Geoffrey Tréand

Personal information
- Full name: Geoffrey Tréand
- Date of birth: 16 January 1986 (age 39)
- Place of birth: Annemasse, France
- Height: 1.78 m (5 ft 10 in)
- Position(s): Forward

Team information
- Current team: Servette U19 Manager

Youth career
- 2003–2005: Étoile Carouge

Senior career*
- Years: Team / Apps / (Gls)
- 2005–2010: Servette / 121 / (44)
- 2010–2012: Neuchâtel Xamax / 44 / (4)
- 2012–2012: FC Sion / 7 / (0)
- 2012–2014: Servette / 57 / (17)
- 2014–2016: St.

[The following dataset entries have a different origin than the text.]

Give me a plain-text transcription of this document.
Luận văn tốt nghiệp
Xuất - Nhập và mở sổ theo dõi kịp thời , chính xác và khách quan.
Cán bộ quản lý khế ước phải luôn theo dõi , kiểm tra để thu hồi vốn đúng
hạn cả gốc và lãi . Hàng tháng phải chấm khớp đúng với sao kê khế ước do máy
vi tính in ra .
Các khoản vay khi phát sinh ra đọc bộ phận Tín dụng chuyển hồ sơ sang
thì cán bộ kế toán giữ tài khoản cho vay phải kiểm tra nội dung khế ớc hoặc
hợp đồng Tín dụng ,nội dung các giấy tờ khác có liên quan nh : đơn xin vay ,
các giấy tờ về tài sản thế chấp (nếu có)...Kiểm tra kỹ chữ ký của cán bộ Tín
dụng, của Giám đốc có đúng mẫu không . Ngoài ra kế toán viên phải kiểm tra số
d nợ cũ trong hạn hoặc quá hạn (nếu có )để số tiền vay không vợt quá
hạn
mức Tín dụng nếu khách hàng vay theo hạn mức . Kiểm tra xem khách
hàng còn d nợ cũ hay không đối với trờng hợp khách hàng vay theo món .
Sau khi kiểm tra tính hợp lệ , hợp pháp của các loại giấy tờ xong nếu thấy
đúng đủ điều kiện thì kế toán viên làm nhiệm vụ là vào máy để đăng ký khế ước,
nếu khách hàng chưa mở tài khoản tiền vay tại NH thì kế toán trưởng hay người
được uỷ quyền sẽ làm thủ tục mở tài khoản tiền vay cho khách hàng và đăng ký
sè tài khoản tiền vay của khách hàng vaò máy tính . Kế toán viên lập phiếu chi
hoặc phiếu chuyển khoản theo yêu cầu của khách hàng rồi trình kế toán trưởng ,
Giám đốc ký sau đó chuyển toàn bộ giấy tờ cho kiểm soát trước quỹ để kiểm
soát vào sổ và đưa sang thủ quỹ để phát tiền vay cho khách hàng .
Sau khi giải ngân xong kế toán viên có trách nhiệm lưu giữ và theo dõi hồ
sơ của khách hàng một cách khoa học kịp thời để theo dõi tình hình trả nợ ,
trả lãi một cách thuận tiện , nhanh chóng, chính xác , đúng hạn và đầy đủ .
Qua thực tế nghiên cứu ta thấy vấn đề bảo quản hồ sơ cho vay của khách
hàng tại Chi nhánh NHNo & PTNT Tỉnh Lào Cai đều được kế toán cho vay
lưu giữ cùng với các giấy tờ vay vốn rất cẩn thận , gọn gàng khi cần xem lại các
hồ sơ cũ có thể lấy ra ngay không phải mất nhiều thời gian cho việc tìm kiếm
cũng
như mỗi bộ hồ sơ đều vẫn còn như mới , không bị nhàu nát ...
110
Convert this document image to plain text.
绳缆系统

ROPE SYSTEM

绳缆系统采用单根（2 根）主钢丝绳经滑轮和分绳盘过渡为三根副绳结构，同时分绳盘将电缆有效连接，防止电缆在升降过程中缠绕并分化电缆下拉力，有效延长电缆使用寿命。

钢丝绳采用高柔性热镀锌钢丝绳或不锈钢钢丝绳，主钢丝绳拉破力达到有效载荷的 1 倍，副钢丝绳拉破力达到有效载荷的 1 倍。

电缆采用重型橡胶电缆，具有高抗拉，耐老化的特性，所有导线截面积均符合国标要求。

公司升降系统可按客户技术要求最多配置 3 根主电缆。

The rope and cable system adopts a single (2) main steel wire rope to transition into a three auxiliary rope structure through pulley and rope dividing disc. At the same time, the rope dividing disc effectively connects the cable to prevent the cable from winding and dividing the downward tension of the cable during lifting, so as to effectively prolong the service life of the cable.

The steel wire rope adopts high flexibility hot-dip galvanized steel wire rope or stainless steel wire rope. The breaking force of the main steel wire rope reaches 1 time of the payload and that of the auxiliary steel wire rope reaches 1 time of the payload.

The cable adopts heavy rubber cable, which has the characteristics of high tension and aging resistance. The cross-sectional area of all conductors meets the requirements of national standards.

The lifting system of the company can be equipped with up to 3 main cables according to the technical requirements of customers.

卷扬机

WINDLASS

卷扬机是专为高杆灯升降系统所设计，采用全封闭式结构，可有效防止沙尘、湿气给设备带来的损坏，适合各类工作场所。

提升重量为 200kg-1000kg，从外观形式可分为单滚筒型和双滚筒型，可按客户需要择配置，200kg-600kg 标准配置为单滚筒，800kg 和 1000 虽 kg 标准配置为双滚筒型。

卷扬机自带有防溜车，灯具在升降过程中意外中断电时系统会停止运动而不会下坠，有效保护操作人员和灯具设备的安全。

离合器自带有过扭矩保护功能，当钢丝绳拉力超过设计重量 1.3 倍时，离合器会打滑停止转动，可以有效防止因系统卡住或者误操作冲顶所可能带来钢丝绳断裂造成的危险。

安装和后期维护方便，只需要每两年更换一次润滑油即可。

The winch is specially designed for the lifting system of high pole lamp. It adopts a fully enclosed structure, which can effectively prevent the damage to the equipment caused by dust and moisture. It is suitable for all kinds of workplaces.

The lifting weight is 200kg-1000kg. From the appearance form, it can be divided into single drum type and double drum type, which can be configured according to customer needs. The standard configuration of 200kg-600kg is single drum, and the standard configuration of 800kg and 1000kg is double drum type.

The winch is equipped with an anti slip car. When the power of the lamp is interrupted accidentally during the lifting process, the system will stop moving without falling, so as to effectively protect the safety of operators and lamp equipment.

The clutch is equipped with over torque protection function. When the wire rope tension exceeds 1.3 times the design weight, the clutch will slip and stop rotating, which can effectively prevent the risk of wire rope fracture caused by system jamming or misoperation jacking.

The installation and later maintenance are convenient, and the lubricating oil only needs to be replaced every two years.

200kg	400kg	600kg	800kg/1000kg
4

Gallen / 51 / (5)
- 2016–2017: Aarau / 30 / (10)
- 2017–2019: Neuchâtel Xamax / 57 / (13)
- 2019–2020: Étoile Carouge / 0 / (0)

= Geoffrey Tréand =

French footballer (born 1986)

Geoffrey Tréand (born 16 January 1986) is a retired French professional footballer who last played as a forward for Étoile Carouge FC.

==Career==
Tréand started his professional career by playing for Servette between 2005 and 2010, scoring 44 goals in 121 appearances, before transferring to Neuchâtel Xamax. After Xamax's bankruptcy in December 2011, Tréand signed for FC Sion. He was not able to establish himself in Sion's team, making only 6 appearances (5 as a substitute). On 18 June 2012, it was announced that Tréand had rejoined Servette on a three-year contract.

Tréand joined St. Gallen in July 2014 for a fee of £12,000. He left St Gallen on the expiration of his contract in summer 2016.

Ahead of the 2019/20 season, Tréand joined Étoile Carouge FC on a 1-year contract.